The University of New Haven came in second in athletic profits compared to schools in the area. Yale University spent a total of $40,862,699 on athletics and brought in $41,603,825, giving them a profit of $741,126 per year. Southern Connecticut State spent a total of $7,796,610 and brought in a total of $7,796,610 in revenue giving them an even break.

College athletics may be be under scrutiny at the moment, with all the recruiting violations being revealed in Division I College basketball. For example after an investigation by the NCAA Louisville was forced to vacate their 2013 NCAA Championship along with 123 victories from 2012 to 2015 due to a member of their coaching staff providing prostitutes and strippers to players and recruits. Louisville also had to pay approximately $600,000 in penalties, and were forced to fire Head Coach Rick Pitino along with their Athletic Director Tom Jurich. Another violation that is being investigated is if top freshman Deandre Ayton was payed to play for the University of Arizona. The NCAA allegedly obtained FBI wiretaps that recorded Arizona Head Coach Sean Miller and a sports agent discussing a $100,000 payout to ensure Ayton signed with the Arizona.      

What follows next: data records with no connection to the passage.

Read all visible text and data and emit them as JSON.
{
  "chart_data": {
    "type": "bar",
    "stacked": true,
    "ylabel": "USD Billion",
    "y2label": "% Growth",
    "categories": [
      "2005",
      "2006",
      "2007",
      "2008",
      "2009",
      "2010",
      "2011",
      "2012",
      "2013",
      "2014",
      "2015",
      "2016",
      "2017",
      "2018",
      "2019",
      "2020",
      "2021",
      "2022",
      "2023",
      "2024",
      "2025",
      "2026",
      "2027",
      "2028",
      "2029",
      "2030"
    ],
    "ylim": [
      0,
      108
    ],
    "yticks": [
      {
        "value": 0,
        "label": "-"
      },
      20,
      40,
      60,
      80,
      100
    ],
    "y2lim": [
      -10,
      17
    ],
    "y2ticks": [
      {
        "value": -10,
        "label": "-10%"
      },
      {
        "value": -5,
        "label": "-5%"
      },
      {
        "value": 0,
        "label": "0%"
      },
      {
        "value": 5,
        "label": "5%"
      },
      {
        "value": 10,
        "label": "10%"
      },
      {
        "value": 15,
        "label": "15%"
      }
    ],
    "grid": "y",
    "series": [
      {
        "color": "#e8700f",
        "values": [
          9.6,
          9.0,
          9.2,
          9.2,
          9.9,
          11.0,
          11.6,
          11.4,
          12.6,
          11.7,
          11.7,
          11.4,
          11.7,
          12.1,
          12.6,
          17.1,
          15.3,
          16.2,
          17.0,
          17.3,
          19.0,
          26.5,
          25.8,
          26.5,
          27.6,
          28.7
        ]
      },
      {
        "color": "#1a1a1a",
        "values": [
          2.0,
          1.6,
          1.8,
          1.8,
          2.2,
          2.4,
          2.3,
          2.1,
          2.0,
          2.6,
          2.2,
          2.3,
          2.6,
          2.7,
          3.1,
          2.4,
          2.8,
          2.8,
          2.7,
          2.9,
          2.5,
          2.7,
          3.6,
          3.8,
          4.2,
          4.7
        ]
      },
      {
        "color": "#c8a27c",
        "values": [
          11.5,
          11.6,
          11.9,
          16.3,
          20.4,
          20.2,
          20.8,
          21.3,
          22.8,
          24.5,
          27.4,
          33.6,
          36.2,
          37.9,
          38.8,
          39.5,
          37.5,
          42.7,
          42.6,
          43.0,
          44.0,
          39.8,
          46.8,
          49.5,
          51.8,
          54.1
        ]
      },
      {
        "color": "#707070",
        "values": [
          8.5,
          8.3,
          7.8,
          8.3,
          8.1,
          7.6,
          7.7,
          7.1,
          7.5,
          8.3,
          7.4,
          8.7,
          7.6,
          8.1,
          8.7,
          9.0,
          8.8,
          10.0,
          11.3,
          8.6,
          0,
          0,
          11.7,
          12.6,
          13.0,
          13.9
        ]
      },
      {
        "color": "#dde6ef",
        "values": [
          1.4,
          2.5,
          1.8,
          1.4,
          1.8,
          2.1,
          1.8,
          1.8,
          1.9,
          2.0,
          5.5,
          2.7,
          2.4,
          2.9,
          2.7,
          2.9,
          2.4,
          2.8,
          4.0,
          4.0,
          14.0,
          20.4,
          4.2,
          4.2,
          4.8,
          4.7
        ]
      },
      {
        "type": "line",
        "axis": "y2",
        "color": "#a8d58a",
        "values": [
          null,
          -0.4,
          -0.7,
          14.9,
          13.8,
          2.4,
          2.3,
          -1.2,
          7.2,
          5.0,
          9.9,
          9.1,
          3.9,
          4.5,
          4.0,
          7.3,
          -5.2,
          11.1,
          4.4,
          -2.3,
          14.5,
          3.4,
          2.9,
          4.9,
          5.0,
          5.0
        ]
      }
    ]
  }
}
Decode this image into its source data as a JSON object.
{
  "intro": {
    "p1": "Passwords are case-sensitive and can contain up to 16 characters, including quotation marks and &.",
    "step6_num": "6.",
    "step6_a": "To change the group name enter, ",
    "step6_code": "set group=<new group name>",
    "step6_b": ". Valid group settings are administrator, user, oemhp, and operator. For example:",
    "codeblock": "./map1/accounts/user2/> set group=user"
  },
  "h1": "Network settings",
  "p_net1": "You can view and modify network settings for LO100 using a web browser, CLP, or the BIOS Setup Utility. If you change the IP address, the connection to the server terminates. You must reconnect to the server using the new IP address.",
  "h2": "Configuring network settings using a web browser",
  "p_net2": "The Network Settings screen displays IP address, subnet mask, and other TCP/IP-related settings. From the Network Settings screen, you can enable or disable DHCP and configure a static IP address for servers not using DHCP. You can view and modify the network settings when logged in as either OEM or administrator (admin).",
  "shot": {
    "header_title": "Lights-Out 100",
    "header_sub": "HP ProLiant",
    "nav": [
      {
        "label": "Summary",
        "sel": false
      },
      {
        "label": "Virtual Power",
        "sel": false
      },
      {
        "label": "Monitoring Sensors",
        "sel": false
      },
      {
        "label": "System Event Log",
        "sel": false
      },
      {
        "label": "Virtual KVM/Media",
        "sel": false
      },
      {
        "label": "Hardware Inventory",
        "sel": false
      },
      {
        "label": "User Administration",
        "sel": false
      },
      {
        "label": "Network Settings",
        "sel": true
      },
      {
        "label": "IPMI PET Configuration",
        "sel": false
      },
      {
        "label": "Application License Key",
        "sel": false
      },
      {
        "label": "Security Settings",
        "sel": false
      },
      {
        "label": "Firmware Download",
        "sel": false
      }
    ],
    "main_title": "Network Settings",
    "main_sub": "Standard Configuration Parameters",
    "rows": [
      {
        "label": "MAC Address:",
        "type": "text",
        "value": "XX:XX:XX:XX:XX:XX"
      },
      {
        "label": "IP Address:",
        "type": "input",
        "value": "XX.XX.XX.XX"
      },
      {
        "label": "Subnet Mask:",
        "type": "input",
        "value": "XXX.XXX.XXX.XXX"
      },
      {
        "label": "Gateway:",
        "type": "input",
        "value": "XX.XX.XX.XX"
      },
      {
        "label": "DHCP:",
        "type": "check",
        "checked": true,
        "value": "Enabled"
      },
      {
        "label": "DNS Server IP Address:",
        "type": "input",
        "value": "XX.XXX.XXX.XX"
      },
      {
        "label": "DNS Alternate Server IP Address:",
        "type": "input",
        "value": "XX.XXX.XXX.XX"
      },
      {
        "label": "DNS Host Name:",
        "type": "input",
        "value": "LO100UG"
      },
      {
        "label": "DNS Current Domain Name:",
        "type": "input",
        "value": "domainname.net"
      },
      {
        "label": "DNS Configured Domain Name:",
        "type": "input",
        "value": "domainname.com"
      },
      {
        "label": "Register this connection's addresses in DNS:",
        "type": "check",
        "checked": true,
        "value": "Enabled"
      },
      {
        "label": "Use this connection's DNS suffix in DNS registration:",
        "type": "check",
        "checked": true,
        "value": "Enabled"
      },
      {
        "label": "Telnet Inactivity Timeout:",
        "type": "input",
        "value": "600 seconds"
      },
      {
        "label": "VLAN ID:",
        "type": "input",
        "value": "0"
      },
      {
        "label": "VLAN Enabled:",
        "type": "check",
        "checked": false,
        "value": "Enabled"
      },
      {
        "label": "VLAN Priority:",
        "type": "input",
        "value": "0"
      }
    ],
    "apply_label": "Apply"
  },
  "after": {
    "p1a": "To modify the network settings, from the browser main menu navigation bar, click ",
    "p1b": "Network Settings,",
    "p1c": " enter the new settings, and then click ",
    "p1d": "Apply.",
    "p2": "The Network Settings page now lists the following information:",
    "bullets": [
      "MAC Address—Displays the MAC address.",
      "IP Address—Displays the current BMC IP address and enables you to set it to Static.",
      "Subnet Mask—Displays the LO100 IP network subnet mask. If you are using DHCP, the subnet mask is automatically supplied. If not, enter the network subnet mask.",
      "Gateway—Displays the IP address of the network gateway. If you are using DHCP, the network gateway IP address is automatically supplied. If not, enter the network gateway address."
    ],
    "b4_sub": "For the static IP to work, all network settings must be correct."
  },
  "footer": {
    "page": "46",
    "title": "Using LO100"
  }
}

College athletics is a big business that generates billions of dollars and the NCAA and member universities are all beneficiaries. In 2016 the NCAA raked in a record $1 billion in revenue on just March Madness alone. This revenue was generated through media rights fees, ticket sales, corporate sponsorships, and television advertisements over the three week tournament. This money is split amongst the conferences that participated and then is dished out based on how far teams advance in the tournament. According to Forbes the College Football Playoff brings the NCAA an approximate $600 million per year. That money is also dished out between all participating teams in both the playoff and the bowl games. Participating schools can earn up to $3 million along with all their revenue from the year.   

New athletic director Chris Palmer has a plan to help build the athletic program through team fundraising and donations from alumni. He said he believes this also explains the discrepancies between monies allocated to men’s and women’s sports.

“All student athletes receive the generic packages and get the equal amount of supplies given to student athletes through the university,” said Palmer.

Said Palmer: “That’s really where Title IX comes in and where we try to be equal in the things that the university gives to the student athletes. What happens with the fundraising is a different story, because sports like football have 75-80 players, where women’s soccer has only 25 .”

Palmer said teams with more players have greater opportunity for fundraising.

Investing funds back into the university will be vital to the development of the program, and to the way the program is viewed when compared with competing schools.     

“In our conference, a lot of the teams have new locker rooms, and we want to attract the same students here so we’re trying to upgrade our facilities,” said Palmer. To upgrade facilities, he said, “I have to go and raise some money to build a building, which will help us get better students and better athletes to come to campus here.”